Russell and Wojtyla agreed on almost nothing. Russell was an atheist who found most religious belief to be a form of fear dressed in the clothes of comfort. Wojtyla was a man whose faith had been tested by the Nazi occupation of Poland — he had hidden Jewish families, worked in a quarry to avoid deportation, lost his entire immediate family by age twenty-one — and who emerged from it with his Catholicism deepened rather than destroyed. They were born on the same day, fifty years apart, into the same century’s worst disasters, and drew opposite conclusions. The century contained both conclusions, and both men who held them.

Also on This Day

  • 1642: Montreal is founded by French colonists as Ville-Marie, intended as a Catholic mission outpost. The founding ceremony takes place at the confluence of the St. Lawrence and Ottawa Rivers. The religious ambition of the founders — converting the indigenous population, establishing a Christian community in the New World — was largely unrealized; the settlement became primarily a fur trade center. Montreal grew into one of the largest French-speaking cities outside France, a fact that continues to complicate Canadian federal politics.
  • 1944: The town of Cassino and the monastery of Monte Cassino in Italy are captured by Allied forces after one of the most brutal battles of the Italian campaign. The monastery, founded by Saint Benedict in the sixth century and one of the most sacred sites in Western Christianity, had been destroyed by Allied bombing in February 1944 on the mistaken belief that German forces were using it as an observation post. They were not, at the time of the bombing; they occupied the rubble afterward. The rebuilding of Monte Cassino began in 1948 and was completed in 1964, restored to its pre-war appearance with meticulous attention to the original plans.
  • 2009: Sri Lanka’s civil war ends after twenty-six years when government forces defeat the Tamil Tigers and their leader, Velupillai Prabhakaran, is killed. The final stages of the war involved the displacement of hundreds of thousands of Tamil civilians into a shrinking “safe zone” that came under sustained military bombardment, killing an estimated 40,000 civilians according to UN estimates. The end of the war was celebrated by the Sri Lankan government as a military victory; international human rights organizations called for investigations into war crimes that have not, as of this writing, been conducted in any comprehensive form.
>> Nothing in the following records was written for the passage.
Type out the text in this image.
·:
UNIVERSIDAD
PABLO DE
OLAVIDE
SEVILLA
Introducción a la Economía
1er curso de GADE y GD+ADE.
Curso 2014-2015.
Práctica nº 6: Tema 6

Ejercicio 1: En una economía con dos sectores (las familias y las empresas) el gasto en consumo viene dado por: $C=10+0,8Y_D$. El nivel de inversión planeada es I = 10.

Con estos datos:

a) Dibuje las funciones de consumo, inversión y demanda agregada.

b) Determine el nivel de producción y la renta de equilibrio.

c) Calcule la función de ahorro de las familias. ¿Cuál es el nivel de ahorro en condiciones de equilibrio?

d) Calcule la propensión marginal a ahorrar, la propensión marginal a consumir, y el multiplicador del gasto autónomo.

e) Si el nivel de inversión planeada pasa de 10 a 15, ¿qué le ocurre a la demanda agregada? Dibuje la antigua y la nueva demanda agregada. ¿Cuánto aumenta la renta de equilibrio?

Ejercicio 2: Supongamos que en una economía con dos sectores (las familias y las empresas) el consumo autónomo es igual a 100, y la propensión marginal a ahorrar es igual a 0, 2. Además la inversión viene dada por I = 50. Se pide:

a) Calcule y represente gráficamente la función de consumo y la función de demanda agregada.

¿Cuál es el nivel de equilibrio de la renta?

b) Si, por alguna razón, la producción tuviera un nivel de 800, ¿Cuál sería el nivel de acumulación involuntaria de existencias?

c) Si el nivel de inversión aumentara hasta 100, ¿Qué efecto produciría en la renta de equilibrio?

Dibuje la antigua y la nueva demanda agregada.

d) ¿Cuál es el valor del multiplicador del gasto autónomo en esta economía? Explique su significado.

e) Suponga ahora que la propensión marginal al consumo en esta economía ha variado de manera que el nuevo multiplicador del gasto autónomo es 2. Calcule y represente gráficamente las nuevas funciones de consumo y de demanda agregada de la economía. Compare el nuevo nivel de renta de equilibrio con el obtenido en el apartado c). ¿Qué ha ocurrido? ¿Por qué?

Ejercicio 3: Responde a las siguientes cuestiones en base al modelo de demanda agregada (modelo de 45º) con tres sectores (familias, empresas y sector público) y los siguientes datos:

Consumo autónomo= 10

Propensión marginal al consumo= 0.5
There is a pattern running through May 18: the gap between the category and the contents. Rhode Island’s anti-slavery law and its slave ships. “Separate but equal” and the enforced inequality underneath. The USGS’s accurate warning about the mountain and Harry Truman’s refusal to hear it. Russell’s attempt to derive all of mathematics from first principles, meeting the theorem that proved it couldn’t be done. The category fails to contain the thing. The category persists anyway, because the category is so much more manageable than the truth.

What happened on May 18, 1980, at Mount St. Helens?

A magnitude 5.1 earthquake triggered a massive landslide, causing a lateral blast that flattened 230 square miles of forest. The eruption killed 57 people, reshaped the mountain, and became a pivotal event for volcanic science—and a reminder of nature’s raw power.

Why is Mount St. Helens’ eruption significant?

It was the deadliest and most economically destructive volcanic event in U.S. history. Scientists learned how to monitor volcanoes better, and the area became a National Volcanic Monument—a living lab for studying recovery and resilience in nature.

Who was Harry R. Truman, and why is his story memorable?

Harry Truman, an 83-year-old lodge owner, refused to evacuate despite warnings. His choice to stay put made him a symbol of stubbornness and humanity’s complex relationship with risk. The mountain “ate itself” around him, claiming his home and life.

How did the eruption change Mount St. Helens?

The mountain lost 1,314 feet of elevation, leaving a 2-mile-wide crater. Ash blanketed 11 states, but life slowly returned. Today, it’s a testament to nature’s ability to rebuild—and a cautionary tale about respecting Earth’s volatility.